Hoy, en esta etapa más reciente de mi vida, reconozco con claridad el impacto que los libros y sus ilustraciones tienen en la imaginación y el pensamiento de los niños, porque yo misma lo viví. Crecer entre libros moldeó mi lenguaje, mi creatividad y mi manera de ver el mundo.
Me convertí en bibliotecaria por amor a las bibliotecas, y en promotora de lectura por amor a las palabras. Ahora comparto esa pasión con otros lectores, alentando la creatividad y el gusto por la literatura a través del arte y la ilustración.
Creo que vivimos una edad dorada de la ilustración infantil. Hoy, los ilustradores tienen a su alcance un sinfín de herramientas y se inspiran en diversas disciplinas: el diseño, la arquitectura, el bordado, el collage, incluso la gastronomía. He visto libros ilustrados con cartón recortado, fotografías de maquetas, ilustración en 3D y tejidos. Artistas como Shaun Tan, Ana Juan y Jimmy Liao han revolucionado el panorama internacional, mientras que en Colombia destacan Amalia Low, Dipacho, Valentina Toro y Alekos, entre muchos otros.

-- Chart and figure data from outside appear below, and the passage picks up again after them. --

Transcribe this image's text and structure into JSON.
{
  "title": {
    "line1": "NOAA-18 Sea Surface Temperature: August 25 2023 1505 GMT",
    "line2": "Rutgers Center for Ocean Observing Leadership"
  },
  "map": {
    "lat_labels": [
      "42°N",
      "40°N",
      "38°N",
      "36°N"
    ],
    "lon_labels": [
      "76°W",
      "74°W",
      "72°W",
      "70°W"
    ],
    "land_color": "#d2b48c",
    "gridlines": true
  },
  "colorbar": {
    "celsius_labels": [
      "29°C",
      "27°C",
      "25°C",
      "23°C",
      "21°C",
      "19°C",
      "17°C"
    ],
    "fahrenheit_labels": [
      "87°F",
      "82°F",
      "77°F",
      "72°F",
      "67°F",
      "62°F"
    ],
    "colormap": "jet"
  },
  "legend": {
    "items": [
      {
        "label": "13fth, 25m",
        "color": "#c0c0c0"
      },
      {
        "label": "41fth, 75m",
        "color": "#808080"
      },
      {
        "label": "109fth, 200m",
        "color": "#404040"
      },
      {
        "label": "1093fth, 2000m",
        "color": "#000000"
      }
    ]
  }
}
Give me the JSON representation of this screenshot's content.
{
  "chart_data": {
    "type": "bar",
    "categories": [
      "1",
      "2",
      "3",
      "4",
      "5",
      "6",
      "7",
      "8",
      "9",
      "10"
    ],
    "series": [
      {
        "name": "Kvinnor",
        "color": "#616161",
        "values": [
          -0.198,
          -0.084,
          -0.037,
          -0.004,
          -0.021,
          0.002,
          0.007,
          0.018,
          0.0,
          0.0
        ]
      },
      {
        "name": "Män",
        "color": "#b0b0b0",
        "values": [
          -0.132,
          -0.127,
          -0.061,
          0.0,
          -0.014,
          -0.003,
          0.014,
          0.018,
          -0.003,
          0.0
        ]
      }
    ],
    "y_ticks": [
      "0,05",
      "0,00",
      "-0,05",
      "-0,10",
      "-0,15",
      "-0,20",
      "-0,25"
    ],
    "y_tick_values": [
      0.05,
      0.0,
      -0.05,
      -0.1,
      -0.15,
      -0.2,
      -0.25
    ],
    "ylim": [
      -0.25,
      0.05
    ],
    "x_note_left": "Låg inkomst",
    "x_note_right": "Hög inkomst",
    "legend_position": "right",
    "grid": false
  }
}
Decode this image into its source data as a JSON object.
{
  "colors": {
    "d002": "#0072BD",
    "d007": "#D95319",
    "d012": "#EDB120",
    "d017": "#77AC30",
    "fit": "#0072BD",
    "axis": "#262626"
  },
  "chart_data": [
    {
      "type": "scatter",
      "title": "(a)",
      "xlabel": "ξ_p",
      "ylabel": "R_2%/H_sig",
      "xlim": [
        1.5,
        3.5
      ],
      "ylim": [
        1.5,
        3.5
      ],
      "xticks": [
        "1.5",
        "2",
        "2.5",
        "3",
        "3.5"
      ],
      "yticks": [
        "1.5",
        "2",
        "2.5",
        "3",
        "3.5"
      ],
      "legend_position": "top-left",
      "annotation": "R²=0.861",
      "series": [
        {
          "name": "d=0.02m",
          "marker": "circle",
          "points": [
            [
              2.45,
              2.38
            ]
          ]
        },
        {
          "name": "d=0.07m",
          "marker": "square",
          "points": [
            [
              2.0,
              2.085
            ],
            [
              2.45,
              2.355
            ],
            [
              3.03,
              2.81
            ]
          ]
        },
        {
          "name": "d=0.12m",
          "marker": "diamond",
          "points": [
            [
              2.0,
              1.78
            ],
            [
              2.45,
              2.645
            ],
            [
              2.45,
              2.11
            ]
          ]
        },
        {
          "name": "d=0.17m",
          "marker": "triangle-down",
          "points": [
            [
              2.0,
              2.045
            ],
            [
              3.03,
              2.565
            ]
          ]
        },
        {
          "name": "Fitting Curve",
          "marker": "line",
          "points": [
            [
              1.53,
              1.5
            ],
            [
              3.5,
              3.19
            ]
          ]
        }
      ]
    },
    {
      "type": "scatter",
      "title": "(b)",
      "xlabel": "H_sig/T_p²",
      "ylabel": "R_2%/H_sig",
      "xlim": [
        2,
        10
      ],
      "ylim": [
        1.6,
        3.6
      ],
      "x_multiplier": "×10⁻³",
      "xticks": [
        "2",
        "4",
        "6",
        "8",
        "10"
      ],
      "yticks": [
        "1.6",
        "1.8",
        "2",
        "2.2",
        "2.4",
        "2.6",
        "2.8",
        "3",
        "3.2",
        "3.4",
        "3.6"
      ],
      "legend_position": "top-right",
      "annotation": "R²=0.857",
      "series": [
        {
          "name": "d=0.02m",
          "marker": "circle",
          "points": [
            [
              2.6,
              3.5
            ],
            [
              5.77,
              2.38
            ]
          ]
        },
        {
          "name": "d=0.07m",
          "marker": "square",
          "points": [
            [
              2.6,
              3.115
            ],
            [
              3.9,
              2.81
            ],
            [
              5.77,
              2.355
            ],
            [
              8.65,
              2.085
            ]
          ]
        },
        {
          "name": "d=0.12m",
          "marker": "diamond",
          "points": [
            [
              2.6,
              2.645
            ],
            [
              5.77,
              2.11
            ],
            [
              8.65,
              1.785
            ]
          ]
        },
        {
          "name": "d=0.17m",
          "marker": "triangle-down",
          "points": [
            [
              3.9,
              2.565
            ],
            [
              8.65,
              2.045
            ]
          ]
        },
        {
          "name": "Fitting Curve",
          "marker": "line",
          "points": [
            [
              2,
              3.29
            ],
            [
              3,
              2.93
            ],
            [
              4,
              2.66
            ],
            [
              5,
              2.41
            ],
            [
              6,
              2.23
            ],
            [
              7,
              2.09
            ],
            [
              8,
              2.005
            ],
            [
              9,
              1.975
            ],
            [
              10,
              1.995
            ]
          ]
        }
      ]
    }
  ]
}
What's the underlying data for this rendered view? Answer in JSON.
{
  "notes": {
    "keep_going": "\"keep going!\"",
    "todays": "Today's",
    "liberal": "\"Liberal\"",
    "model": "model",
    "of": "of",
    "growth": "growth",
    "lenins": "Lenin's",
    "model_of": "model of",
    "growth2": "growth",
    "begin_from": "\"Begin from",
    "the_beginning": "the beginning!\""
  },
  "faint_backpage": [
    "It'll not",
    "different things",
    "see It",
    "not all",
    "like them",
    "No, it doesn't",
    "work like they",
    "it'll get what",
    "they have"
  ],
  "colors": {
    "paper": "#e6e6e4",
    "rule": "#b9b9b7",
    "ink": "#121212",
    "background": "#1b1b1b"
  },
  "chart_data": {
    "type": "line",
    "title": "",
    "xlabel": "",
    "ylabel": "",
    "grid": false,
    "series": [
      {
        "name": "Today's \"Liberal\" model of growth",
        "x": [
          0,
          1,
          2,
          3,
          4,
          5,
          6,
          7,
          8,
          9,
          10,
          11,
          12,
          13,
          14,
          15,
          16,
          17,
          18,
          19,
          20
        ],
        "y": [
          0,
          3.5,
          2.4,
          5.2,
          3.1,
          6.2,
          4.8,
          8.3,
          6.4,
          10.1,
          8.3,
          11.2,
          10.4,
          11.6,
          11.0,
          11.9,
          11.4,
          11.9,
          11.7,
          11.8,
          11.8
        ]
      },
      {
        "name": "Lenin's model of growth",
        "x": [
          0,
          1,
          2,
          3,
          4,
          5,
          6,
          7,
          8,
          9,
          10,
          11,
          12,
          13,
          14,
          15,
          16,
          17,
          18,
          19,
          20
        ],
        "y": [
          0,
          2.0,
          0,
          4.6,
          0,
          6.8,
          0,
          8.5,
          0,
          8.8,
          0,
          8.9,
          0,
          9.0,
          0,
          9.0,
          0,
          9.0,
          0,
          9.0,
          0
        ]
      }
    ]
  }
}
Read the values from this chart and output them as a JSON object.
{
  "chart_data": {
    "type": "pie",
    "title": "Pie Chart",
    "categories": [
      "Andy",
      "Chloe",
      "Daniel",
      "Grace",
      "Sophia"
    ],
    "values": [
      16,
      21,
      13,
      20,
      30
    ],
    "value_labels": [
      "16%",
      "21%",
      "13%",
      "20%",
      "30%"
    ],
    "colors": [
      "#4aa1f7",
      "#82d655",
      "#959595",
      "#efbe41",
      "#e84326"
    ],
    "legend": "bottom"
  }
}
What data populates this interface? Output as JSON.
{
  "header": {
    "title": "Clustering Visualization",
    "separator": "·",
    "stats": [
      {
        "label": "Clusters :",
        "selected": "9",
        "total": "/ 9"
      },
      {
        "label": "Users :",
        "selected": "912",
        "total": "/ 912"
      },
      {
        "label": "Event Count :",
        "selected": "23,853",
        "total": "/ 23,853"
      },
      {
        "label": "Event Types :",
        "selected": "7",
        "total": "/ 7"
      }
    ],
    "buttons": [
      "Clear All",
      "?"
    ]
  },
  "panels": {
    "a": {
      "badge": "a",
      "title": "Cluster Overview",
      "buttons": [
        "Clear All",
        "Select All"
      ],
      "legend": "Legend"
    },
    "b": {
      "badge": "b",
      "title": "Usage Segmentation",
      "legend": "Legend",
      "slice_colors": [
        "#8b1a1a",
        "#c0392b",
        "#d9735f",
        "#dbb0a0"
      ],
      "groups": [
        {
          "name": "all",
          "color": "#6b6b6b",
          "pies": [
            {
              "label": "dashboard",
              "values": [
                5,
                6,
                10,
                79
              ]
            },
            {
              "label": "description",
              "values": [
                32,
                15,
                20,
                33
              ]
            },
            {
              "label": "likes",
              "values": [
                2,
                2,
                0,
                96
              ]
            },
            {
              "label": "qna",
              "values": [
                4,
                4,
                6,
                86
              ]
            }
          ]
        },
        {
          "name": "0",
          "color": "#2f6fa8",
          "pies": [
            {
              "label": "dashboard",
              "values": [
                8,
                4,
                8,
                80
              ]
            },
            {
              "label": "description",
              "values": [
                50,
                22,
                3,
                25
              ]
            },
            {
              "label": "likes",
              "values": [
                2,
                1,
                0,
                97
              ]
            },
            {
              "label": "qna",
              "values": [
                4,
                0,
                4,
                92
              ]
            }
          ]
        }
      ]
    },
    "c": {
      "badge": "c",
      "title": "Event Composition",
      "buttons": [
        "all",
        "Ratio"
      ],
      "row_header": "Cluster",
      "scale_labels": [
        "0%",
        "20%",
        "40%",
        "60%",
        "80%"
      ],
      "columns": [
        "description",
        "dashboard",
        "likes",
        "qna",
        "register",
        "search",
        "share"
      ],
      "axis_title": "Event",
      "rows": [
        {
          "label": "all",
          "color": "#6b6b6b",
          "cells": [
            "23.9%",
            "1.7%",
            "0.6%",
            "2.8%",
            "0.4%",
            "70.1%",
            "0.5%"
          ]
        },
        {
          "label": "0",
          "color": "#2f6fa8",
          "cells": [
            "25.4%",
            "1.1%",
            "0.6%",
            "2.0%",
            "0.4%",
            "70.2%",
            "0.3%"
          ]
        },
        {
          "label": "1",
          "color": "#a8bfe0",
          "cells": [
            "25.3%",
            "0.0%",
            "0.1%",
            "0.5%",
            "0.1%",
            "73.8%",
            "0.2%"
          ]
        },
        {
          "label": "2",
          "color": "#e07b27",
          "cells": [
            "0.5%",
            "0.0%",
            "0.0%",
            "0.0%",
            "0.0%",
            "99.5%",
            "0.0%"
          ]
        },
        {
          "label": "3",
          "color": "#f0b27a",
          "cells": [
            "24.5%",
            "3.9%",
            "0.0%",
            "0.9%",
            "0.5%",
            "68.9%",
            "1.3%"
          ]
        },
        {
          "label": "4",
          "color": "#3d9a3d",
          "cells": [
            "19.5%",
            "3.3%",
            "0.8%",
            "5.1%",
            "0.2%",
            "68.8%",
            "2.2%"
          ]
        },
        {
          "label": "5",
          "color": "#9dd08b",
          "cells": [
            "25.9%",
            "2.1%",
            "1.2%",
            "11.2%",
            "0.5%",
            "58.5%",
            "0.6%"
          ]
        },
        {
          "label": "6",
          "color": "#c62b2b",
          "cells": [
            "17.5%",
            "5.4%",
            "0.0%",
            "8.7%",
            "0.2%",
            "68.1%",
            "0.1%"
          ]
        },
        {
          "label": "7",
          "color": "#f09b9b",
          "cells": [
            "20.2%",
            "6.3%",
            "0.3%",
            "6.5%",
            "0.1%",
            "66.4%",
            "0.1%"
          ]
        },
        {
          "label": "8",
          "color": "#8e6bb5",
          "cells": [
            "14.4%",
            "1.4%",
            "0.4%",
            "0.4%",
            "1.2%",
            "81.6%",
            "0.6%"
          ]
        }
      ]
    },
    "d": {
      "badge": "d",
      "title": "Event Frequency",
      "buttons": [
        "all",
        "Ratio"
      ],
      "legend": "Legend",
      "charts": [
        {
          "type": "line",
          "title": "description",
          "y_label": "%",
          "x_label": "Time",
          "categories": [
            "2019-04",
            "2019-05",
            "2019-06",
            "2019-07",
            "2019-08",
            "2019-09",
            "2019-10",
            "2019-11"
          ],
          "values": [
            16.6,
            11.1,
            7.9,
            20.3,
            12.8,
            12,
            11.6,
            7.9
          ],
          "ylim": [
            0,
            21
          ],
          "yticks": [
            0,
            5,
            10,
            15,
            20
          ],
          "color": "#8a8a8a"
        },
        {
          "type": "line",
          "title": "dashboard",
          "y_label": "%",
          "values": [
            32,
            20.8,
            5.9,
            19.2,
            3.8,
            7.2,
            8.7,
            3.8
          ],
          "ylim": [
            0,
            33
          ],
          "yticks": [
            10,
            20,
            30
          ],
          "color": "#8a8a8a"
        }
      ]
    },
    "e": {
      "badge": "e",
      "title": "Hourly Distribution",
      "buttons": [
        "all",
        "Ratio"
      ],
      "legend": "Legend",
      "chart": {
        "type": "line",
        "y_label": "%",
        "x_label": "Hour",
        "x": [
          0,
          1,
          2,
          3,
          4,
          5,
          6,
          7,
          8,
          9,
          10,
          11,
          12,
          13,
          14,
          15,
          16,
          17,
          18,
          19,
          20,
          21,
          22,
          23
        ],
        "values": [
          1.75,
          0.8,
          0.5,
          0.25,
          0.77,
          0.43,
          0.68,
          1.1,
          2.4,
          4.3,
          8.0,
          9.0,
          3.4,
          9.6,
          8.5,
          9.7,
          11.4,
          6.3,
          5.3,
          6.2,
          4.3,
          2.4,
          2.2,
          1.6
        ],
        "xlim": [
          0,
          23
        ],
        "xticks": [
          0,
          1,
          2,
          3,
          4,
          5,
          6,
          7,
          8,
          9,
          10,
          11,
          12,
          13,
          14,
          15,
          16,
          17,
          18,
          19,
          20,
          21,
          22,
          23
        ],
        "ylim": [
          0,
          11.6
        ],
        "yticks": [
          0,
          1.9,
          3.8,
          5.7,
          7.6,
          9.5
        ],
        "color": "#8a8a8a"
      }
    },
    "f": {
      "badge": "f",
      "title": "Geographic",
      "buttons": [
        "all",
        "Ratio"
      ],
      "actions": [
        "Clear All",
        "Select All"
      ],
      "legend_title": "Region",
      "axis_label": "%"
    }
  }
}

La nueva generación de ilustradores se atreve a innovar y romper moldes. Se comunican con los niños en un lenguaje visual cercano a ellos, lo que les permite identificarse con lo que leen y descubrir que el arte es una forma de expresión, no de perfección.
Por eso, sigo eligiendo la ilustración y el arte de la mano de la literatura. Porque abren ventanas a mundos maravillosos, llenos de magia, asombro y posibilidades infinitas. Y porque, después de todo, fue gracias a un dibujo que mi viaje como lectora comenzó.